His book Ma'ārif al-'Awārif Fi Anwā' al-Uloom Wal Ma'ārif (Ath' Thaqafat al-Islamiyya Fil-Hind) contains a detailed and complete analysis of the history of education in India, the evolution of the curriculum and its period-by-period changes, and a detailed analysis of the literary work of the thousand-year Islamic era of India.

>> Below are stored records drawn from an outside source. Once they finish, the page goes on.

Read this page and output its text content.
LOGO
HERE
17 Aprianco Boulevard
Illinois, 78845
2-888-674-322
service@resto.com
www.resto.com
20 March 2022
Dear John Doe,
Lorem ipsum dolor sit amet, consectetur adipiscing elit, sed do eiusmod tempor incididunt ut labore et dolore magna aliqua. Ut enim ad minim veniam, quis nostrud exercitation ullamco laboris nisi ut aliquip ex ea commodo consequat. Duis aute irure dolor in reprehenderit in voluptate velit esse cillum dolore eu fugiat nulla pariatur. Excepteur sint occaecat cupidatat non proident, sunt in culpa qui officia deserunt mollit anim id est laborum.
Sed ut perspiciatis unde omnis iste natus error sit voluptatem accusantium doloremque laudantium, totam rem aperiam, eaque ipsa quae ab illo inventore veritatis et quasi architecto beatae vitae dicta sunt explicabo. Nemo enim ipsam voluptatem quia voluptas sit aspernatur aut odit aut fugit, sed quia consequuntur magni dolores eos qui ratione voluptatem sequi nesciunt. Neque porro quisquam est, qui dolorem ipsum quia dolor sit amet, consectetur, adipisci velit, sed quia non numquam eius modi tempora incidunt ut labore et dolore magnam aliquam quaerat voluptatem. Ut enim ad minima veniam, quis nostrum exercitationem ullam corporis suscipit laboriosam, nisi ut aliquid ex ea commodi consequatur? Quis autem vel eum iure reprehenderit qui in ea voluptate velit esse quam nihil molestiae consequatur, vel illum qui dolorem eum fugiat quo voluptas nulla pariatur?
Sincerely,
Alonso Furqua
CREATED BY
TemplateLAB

The Urdu translation of this book has been published by Nadwatul Musannifeen, entitled Islami Uloom o Funoon Hindustan Mein.

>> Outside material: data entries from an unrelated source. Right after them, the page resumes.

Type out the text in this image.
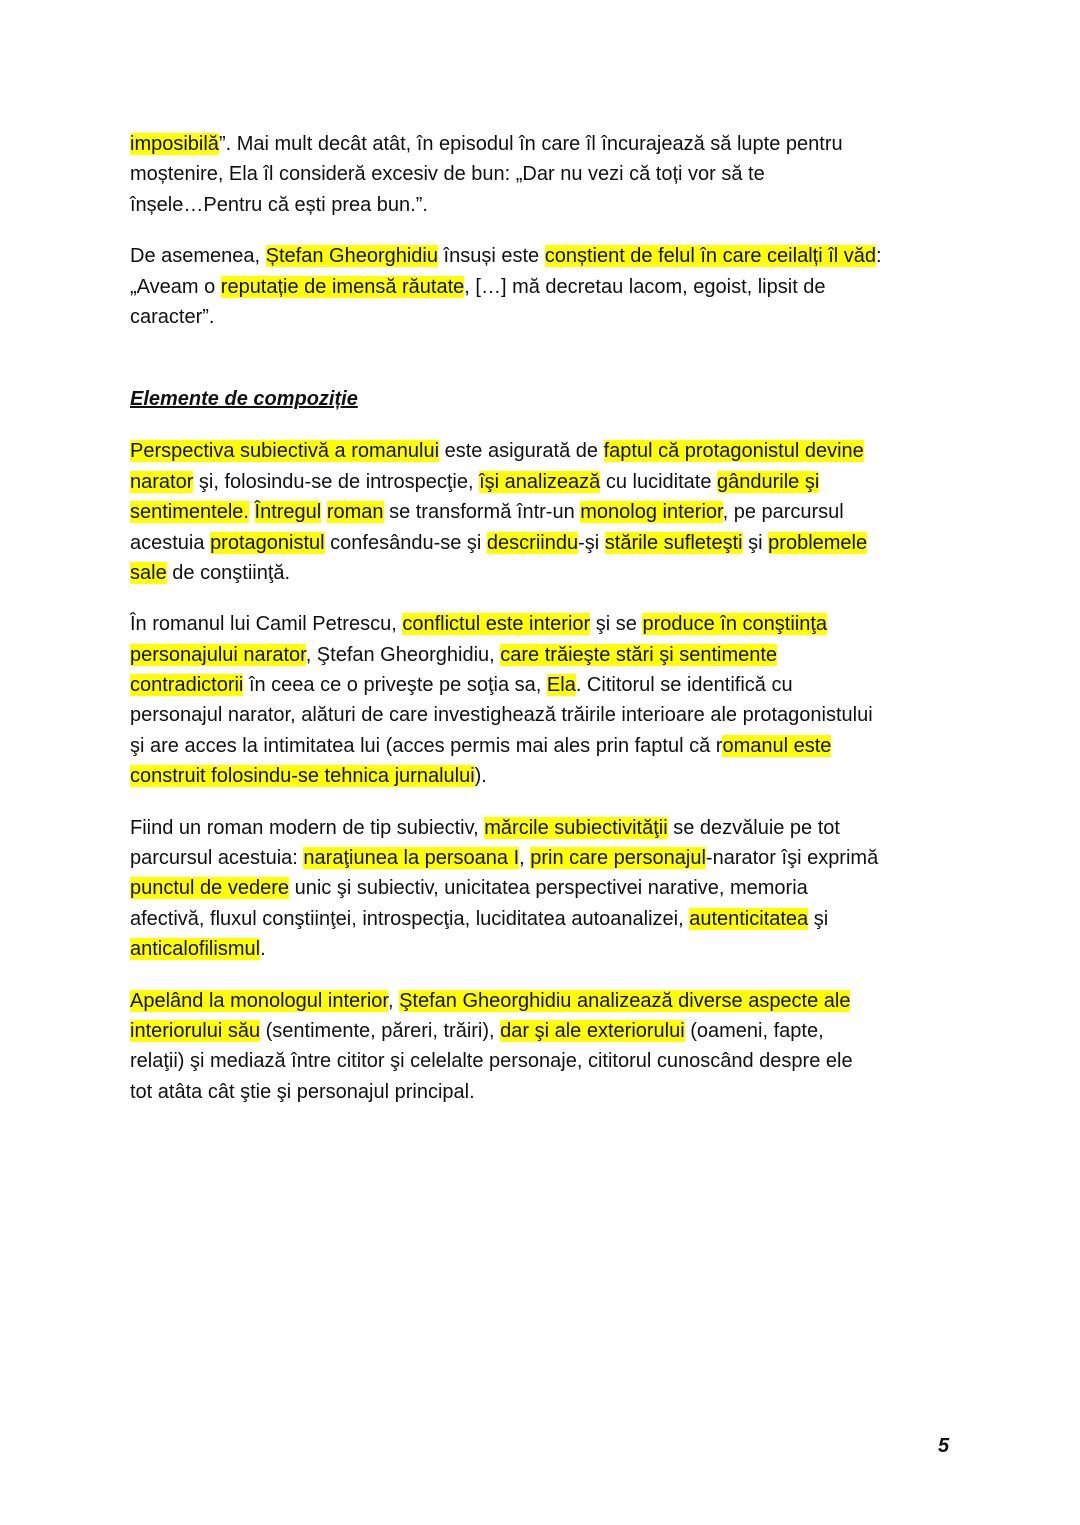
imposibilă”. Mai mult decât atât, în episodul în care îl încurajează să lupte pentru
moștenire, Ela îl consideră excesiv de bun: „Dar nu vezi că toți vor să te
înșele…Pentru că ești prea bun.”.
De asemenea, Ștefan Gheorghidiu însuși este conștient de felul în care ceilalți îl văd:
„Aveam o reputație de imensă răutate, […] mă decretau lacom, egoist, lipsit de
caracter”.
Elemente de compoziție
Perspectiva subiectivă a romanului este asigurată de faptul că protagonistul devine
narator şi, folosindu-se de introspecţie, îşi analizează cu luciditate gândurile şi
sentimentele. Întregul roman se transformă într-un monolog interior, pe parcursul
acestuia protagonistul confesându-se şi descriindu-şi stările sufleteşti şi problemele
sale de conştiinţă.
În romanul lui Camil Petrescu, conflictul este interior şi se produce în conştiinţa
personajului narator, Ştefan Gheorghidiu, care trăieşte stări şi sentimente
contradictorii în ceea ce o priveşte pe soţia sa, Ela. Cititorul se identifică cu
personajul narator, alături de care investighează trăirile interioare ale protagonistului
şi are acces la intimitatea lui (acces permis mai ales prin faptul că romanul este
construit folosindu-se tehnica jurnalului).
Fiind un roman modern de tip subiectiv, mărcile subiectivităţii se dezvăluie pe tot
parcursul acestuia: naraţiunea la persoana I, prin care personajul-narator îşi exprimă
punctul de vedere unic şi subiectiv, unicitatea perspectivei narative, memoria
afectivă, fluxul conştiinţei, introspecţia, luciditatea autoanalizei, autenticitatea şi
anticalofilismul.
Apelând la monologul interior, Ştefan Gheorghidiu analizează diverse aspecte ale
interiorului său (sentimente, păreri, trăiri), dar şi ale exteriorului (oameni, fapte,
relaţii) şi mediază între cititor şi celelalte personaje, cititorul cunoscând despre ele
tot atâta cât ştie şi personajul principal.
5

He wrote a book in Arabic called Jannat al-Mashriq Wa Matla' an-Noor al-Mushriq (Al Hind Fil 'Ahd al-Islami) on the Islamic history of India, the Sultans of Islam, the Islamic culture here, mosques, madrasas, Islamic structures, hospitals, and other features.

At the request of Nawab Habibur Rahman Khan Sherwani, he wrote a treatise on Gujarat's achievements during the Islamic period to be presented at the All India Muhammadan Educational Conference, held in Surat in December 1918. The treatise published by the conference later under the title of Yād-e-Ayyām.

His other books included:
- Gul-e-Ra'na (a book in Urdu containing mentions of Urdu poets)
- Talkhīs al-Akhbār (a collection of hadiths of the Prophet on everyday essential topics)
- Muntaha al-Afkār (an Arabic commentary on Talkhīs al-Akhbār)
- Tadhkirat-ul-Abrār (a book in Persian containing the mentions of the scholars and Mashaikhs of the Qutbia Hasainiyya family)
- Kitāb al-Ghina Fil Islām (in Arabic; )
- Qarabādīn (a collection of medical prescriptions in Urdu)
- Armaghān-e-Ahbāb (a travelogue in Urdu)
- Tabīb-ul-'āilah (a guide book for the treatment of daily ailments of women and children in Urdu)
- Sharh Sab'a Mu'allaqa (an uncomplicated Arabic commentary on Mu'allaqat)
- Raihānat-ul-Adab wa Shamāmat-ut-Tarb (a book in Arabic literature)
- Ta'līmul Islām (Islamic guide book on solving daily problems in Urdu)
- Noor-ul-Īmān (an educational book written for children in Urdu)
- Risāla Dar Bayān-e-Salāsil-e-Khānwāda-e-Naqshbandiyya
- Ta'līqāt 'Ala Sunan Abi Dawud (an uncomplicated Arabic commentary on Sunan Abi Dawud)
- Al-Qānoon Fi Intifā' al-Murtahin bi al-Marhoon (in Arabic; )

== Personal life ==
On Jumada al-Akhirah 7, 1309 AH (10 December 1891), Hasani married the daughter of his maternal uncle Moulvi Syed Abdul Aziz, with whom he had a son, Hakīm Abdul Ali Hasani, the sixth chancellor of Darul Uloom Nadwatul Ulama, and she died in 1319 AH.

After the death of his first wife, he married Shah Ziya-un-Nabi's daughter Khair-un-Nisa Behtar in 1322 AH (1904 AD), from whom he had one son, Abul Hasan Ali Hasani Nadwi, and two daughters, Amat-ul-Azīz (mother of Muhammad Rabey Hasani Nadwi) and Amatullah Tasnīm (Urdu translator of Riyāḍ aṣ-Ṣāliḥīn).

== Death ==
Hasani died on Friday, 2 February 1923 (Jumada al-Akhirah 15, 1341 AH) in Lucknow. The body was taken to Raebareli. The next day, on 3 February (Jumada al-Akhirah 16), Hafeezullah Azamgarhi, Principal of Darul Uloom Nadwatul Ulama, led the funeral prayer, and he was buried at the lower side of the graves of the elders of the family, Shah Alamullah and Syed Muhammad Adl.